An electrical substation has similar functions to the central station as it generates, transmits and distributes electrical power. As a result, it is also known as a secondary station. Its fundamental role is to change the voltage from low to high and vice versa.
Over the years, safety measures have been established that go a long way toward making substations safer against potential risks and triggers. The central organization that sets the criteria for meeting safety standards is the National Electric Safety Code (NESC). Other professional standard guidelines also apply.
The fact is that the whole facility contains electrical and chemical elements. As such, even the smallest act of negligence might have disastrous consequences. But what safety rules are available to reduce the likelihood of high-risk security threats in substations?
Portions of the electrical systems without a neutral grounding need to be positioned safely, preferably 8″-6″ from the ground level. This precaution is necessary to prevent unintentional contact with these parts during installation. Usually, these parts and areas have insulation. However, the possibility of getting energized is high, especially if they are within an arc flash from the equipment to the floor.
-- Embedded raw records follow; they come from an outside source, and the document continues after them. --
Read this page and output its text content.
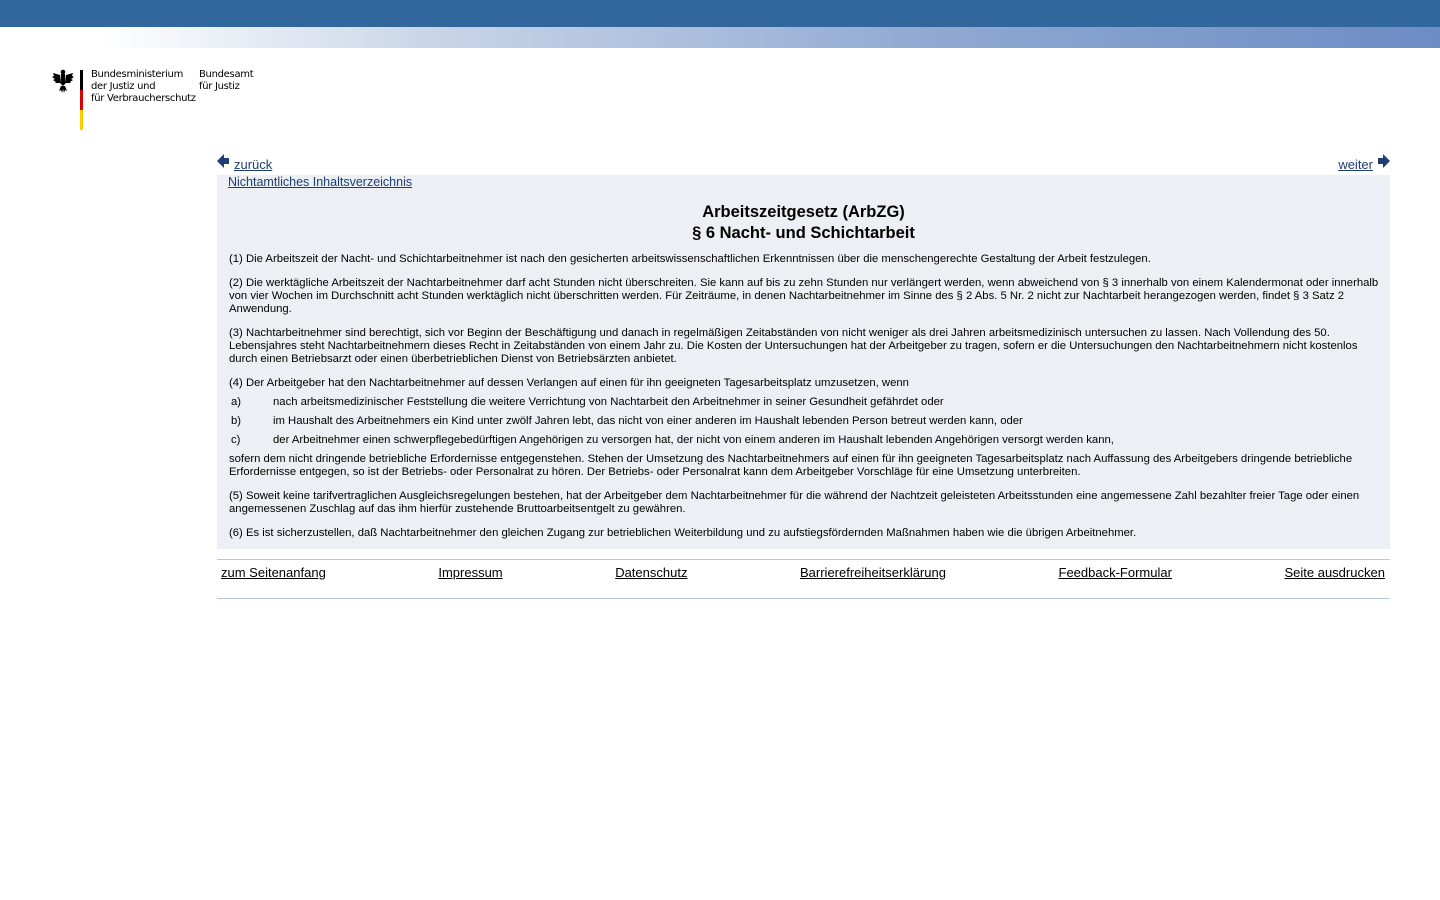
Bundesministerium
der Justiz und
für Verbraucherschutz
Bundesamt
für Justiz
zurück	weiter
Nichtamtliches Inhaltsverzeichnis
Arbeitszeitgesetz (ArbZG)
§ 6 Nacht- und Schichtarbeit
(1) Die Arbeitszeit der Nacht- und Schichtarbeitnehmer ist nach den gesicherten arbeitswissenschaftlichen Erkenntnissen über die menschengerechte Gestaltung der Arbeit festzulegen.
(2) Die werktägliche Arbeitszeit der Nachtarbeitnehmer darf acht Stunden nicht überschreiten. Sie kann auf bis zu zehn Stunden nur verlängert werden, wenn abweichend von § 3 innerhalb von einem Kalendermonat oder innerhalb von vier Wochen im Durchschnitt acht Stunden werktäglich nicht überschritten werden. Für Zeiträume, in denen Nachtarbeitnehmer im Sinne des § 2 Abs. 5 Nr. 2 nicht zur Nachtarbeit herangezogen werden, findet § 3 Satz 2 Anwendung.
(3) Nachtarbeitnehmer sind berechtigt, sich vor Beginn der Beschäftigung und danach in regelmäßigen Zeitabständen von nicht weniger als drei Jahren arbeitsmedizinisch untersuchen zu lassen. Nach Vollendung des 50. Lebensjahres steht Nachtarbeitnehmern dieses Recht in Zeitabständen von einem Jahr zu. Die Kosten der Untersuchungen hat der Arbeitgeber zu tragen, sofern er die Untersuchungen den Nachtarbeitnehmern nicht kostenlos durch einen Betriebsarzt oder einen überbetrieblichen Dienst von Betriebsärzten anbietet.
(4) Der Arbeitgeber hat den Nachtarbeitnehmer auf dessen Verlangen auf einen für ihn geeigneten Tagesarbeitsplatz umzusetzen, wenn
a)	nach arbeitsmedizinischer Feststellung die weitere Verrichtung von Nachtarbeit den Arbeitnehmer in seiner Gesundheit gefährdet oder
b)	im Haushalt des Arbeitnehmers ein Kind unter zwölf Jahren lebt, das nicht von einer anderen im Haushalt lebenden Person betreut werden kann, oder
c)	der Arbeitnehmer einen schwerpflegebedürftigen Angehörigen zu versorgen hat, der nicht von einem anderen im Haushalt lebenden Angehörigen versorgt werden kann,
sofern dem nicht dringende betriebliche Erfordernisse entgegenstehen. Stehen der Umsetzung des Nachtarbeitnehmers auf einen für ihn geeigneten Tagesarbeitsplatz nach Auffassung des Arbeitgebers dringende betriebliche Erfordernisse entgegen, so ist der Betriebs- oder Personalrat zu hören. Der Betriebs- oder Personalrat kann dem Arbeitgeber Vorschläge für eine Umsetzung unterbreiten.
(5) Soweit keine tarifvertraglichen Ausgleichsregelungen bestehen, hat der Arbeitgeber dem Nachtarbeitnehmer für die während der Nachtzeit geleisteten Arbeitsstunden eine angemessene Zahl bezahlter freier Tage oder einen angemessenen Zuschlag auf das ihm hierfür zustehende Bruttoarbeitsentgelt zu gewähren.
(6) Es ist sicherzustellen, daß Nachtarbeitnehmer den gleichen Zugang zur betrieblichen Weiterbildung und zu aufstiegsfördernden Maßnahmen haben wie die übrigen Arbeitnehmer.
zum Seitenanfang	Impressum	Datenschutz	Barrierefreiheitserklärung	Feedback-Formular	Seite ausdrucken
The reduction of safety risks from the external environment is critical. The vital thing to do is to erect a perimeter fence, whether metallic or non-metallic, to reduce the number of trespassing occurrences. Such incidences include:
- Adults climbing over the walls.
- Stray animals that bore from underground.
- Children entering the area.
Moreover, ensure you introduce warning signs outside the fence so that any person who tries to trespass will be personally accountable and liable for the mistake.
The NESC requires the fence for substations to have at least three strands of barbed wire, with a height of no less than seven feet. Similarly, a temporary fence must have reasonable safety precautions in case the permanent structures need extension or repair.
The lighting in the substation should be adequate to allow employees to see their surroundings clearly and securely do their jobs. The areas that need to be properly lit include the surrounding buildings, stairs, sidewalks, and passages.
Substations are made to occupy personnel with experience in handling electricity and electrical emergencies. However, most visitors have no idea how to do so.
Hence, there is a high chance of preventing accidents by forbidding people from visiting the area. In some cases, qualified guide employees may accompany a few visitors, especially where the circumstances surrounding a visit are unavoidable. However, they must follow the essential safety procedures.
Individuals who install safety measures in a substation must be knowledgeable with experience in designing exit routes. These pathways must have proper signposts and must be free of impediments at all times. In other cases, multiple exit routes may be necessary, depending on the role of the structure. Multiple exits prevent workers from being trapped in the event of an equipment failure, fire, or other emergencies.
Use of PPEs at All Time
Working at a substation necessitates the use of Personal Protective Equipment (PPE). These items include:
- Chemical resistant clothes
- Face masks
- Appropriate footwear
- Hard hats
- Safety glasses
Moreover, the buildings must have gas detectors, scaffolding, and rescue equipment.